Oblivious to my mind panic, Jace had opened the door, and while tears had filled my eyes at the mere thought of this incredible family, here they all were before me, looking at me with varied expressions. Sympathy, caution and flat out worry. They sit staring at me for what feels like several lifetimes, but was probably only a few seconds. Izzy is the first to move, slowly scraping her chair across the floor as she stands. She walks over to me and I can see the tears in her eyes threatening to pour over in a waterfall of sadness. When she reaches me, her voice comes out in barely a whisper.

" Oh, Clary."

And then she's hugging me, in a bone crushing embrace. I hug her back just as hard and I don't ever want to let go because she's my rock and I cant let that go. To let that go would be to untie my rope to sanity, and I'm not ready to do that. Not yet. Tears are pouring down our faces, flooding us but we still don't let go. The only sound in the room is our sniffles.

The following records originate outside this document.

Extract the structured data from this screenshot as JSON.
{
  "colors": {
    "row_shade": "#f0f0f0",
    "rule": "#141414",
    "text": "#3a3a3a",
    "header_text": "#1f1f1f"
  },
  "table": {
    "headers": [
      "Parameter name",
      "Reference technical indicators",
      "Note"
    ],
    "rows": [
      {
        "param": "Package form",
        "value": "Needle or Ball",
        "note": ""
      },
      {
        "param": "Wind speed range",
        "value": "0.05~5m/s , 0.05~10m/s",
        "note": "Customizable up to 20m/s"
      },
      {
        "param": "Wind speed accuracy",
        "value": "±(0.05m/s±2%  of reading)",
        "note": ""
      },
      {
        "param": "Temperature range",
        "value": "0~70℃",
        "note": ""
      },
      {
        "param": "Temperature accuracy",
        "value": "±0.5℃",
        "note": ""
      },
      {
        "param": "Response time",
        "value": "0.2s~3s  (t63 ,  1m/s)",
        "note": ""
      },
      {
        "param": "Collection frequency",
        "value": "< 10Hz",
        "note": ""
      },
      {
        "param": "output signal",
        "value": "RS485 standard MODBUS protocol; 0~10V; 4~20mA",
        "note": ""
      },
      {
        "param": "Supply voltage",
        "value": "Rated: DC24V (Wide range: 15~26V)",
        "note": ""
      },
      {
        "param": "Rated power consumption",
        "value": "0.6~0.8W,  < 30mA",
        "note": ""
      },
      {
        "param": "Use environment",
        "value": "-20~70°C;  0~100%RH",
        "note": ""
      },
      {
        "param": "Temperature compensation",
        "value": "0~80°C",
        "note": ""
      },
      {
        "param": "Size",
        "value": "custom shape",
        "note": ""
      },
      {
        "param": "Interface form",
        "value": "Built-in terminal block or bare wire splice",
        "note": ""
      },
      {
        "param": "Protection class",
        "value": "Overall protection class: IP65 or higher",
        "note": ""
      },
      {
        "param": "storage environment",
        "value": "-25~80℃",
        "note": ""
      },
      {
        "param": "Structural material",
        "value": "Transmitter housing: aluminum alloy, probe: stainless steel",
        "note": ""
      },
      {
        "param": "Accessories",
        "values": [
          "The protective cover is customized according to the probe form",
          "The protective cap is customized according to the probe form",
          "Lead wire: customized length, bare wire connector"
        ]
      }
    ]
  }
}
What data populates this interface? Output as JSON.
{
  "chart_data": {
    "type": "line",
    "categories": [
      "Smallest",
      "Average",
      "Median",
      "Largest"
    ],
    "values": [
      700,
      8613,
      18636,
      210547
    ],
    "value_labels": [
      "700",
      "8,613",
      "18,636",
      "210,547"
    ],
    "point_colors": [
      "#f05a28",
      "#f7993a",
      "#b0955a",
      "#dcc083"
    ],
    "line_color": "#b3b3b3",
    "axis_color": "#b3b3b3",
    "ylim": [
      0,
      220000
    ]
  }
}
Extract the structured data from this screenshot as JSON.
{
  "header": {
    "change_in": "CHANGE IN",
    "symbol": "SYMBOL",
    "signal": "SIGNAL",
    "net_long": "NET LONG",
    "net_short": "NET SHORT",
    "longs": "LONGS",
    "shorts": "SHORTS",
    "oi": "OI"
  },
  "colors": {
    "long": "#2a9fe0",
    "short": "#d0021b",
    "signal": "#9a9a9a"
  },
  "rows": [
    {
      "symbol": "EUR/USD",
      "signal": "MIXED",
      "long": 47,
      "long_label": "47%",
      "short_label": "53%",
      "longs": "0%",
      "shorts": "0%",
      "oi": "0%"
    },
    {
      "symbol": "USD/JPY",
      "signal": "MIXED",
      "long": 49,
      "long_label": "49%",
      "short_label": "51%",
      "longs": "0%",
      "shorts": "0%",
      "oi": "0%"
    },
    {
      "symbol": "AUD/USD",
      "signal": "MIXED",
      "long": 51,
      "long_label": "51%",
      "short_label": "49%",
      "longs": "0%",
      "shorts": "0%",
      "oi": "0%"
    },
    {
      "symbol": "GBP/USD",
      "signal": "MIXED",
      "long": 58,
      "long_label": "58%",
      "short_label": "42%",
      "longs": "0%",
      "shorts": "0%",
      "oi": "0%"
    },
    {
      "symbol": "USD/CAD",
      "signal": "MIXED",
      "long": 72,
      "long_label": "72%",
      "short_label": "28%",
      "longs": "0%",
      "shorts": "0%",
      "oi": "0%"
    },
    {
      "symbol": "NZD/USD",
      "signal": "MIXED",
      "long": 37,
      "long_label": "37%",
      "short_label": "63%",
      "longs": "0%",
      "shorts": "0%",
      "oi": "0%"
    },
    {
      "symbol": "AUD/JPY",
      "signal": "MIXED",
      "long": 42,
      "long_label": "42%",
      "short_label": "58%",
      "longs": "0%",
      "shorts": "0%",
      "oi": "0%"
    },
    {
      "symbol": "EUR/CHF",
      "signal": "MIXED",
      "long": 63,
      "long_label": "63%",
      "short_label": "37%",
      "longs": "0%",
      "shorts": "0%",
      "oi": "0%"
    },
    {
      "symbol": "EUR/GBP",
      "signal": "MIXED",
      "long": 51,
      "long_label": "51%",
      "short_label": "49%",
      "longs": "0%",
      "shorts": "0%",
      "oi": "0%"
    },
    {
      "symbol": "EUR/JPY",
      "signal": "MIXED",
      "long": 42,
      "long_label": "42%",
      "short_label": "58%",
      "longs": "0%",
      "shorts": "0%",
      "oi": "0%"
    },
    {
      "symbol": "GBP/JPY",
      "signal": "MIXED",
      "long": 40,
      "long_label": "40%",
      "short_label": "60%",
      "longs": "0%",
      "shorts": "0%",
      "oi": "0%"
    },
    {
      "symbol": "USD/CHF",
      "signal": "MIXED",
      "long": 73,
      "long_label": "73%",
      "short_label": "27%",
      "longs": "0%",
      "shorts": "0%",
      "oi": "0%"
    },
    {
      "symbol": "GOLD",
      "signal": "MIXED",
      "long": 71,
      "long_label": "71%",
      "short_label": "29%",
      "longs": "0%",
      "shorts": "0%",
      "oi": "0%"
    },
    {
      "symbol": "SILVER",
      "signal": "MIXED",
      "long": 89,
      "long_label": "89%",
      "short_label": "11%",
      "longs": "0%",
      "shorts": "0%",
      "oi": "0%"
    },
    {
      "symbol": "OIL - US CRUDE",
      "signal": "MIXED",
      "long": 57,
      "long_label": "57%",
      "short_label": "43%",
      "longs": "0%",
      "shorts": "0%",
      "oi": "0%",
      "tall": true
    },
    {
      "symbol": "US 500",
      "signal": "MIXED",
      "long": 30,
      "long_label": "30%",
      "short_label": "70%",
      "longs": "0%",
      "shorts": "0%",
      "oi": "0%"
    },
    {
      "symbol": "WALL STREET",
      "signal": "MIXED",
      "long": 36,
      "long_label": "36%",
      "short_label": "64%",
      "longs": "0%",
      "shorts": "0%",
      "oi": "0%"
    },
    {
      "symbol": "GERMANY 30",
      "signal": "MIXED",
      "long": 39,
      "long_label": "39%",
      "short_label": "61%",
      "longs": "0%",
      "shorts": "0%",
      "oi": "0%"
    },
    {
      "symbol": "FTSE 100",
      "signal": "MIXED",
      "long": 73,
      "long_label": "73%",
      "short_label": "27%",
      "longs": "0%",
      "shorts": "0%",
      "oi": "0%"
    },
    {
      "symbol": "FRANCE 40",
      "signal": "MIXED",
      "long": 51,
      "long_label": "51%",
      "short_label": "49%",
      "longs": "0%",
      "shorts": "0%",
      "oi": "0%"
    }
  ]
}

After about 10 minutes, we let go. There are tear streaks down her face and we both probably look like pandas but in that moment I dont give a damn. My best friend doesn't hate me.

Maryse clears her throat.

" Clary, dear. I understand if you don't want to talk to us right now, but can I at least offer you something to eat?" I have a feeling that the knot of anxiety clogging my stomach will make it impossible to eat, so I shake my politely.

" No thank you, Maryse. But I will talk to you all, if you'd like to hear my story. I think you deserve it after all you've done for me."

Jace squeezes my hand slightly, and when no one protests, I go on.

" As you might have deduced, my father and brother abuse me. They have done so since my mother left. I'm not sure, but I think my father abused her as well. I never told any one because they terrified me. I was just a little girl, I didn't know that what they were doing to me was wrong. I always thought that I had been bad or disobedient in some way. I believed everything they said, that I was stupid and a horrible person and that I didn't deserve to be loved. I wasn't sure who I hated more, myself or them. No one knew, I don't think any one had ever suspected. If Jace hadn't found me, then I don't know how much longer it would've have gone on for. I'm sorry. I'm so, so sorry. I'll understand if you wish me to leave." The tears were flowing freely down my face now, and out of the corner of my eye, I could see the paleness of Jaces face and the tears trapped in his eyes.

" Clary, we aren't going to ask you to leave. I don't understand why you're apologising, you haven't done anything wrong. Do you hear me? It wasnt your fault! Alec and Isabelle have already set up one of the spare rooms for you. You are part of the family Clary. Never forget that." She came over and hugged me. I was so grateful, but my mouth couldn't seem to form the words of appreciation. Alec and his sparkly boyfriend, Magnus, came up to me next.

"Oh, biscuit. I can't believe you didn't tell anyone! Clary, I'm here to talk if you need to." Magnus gave me a quick hug, as did Alec. I nodded my gratitude at them. I was so happy that this amazing family didn't hate me. But Jace was yet to speak.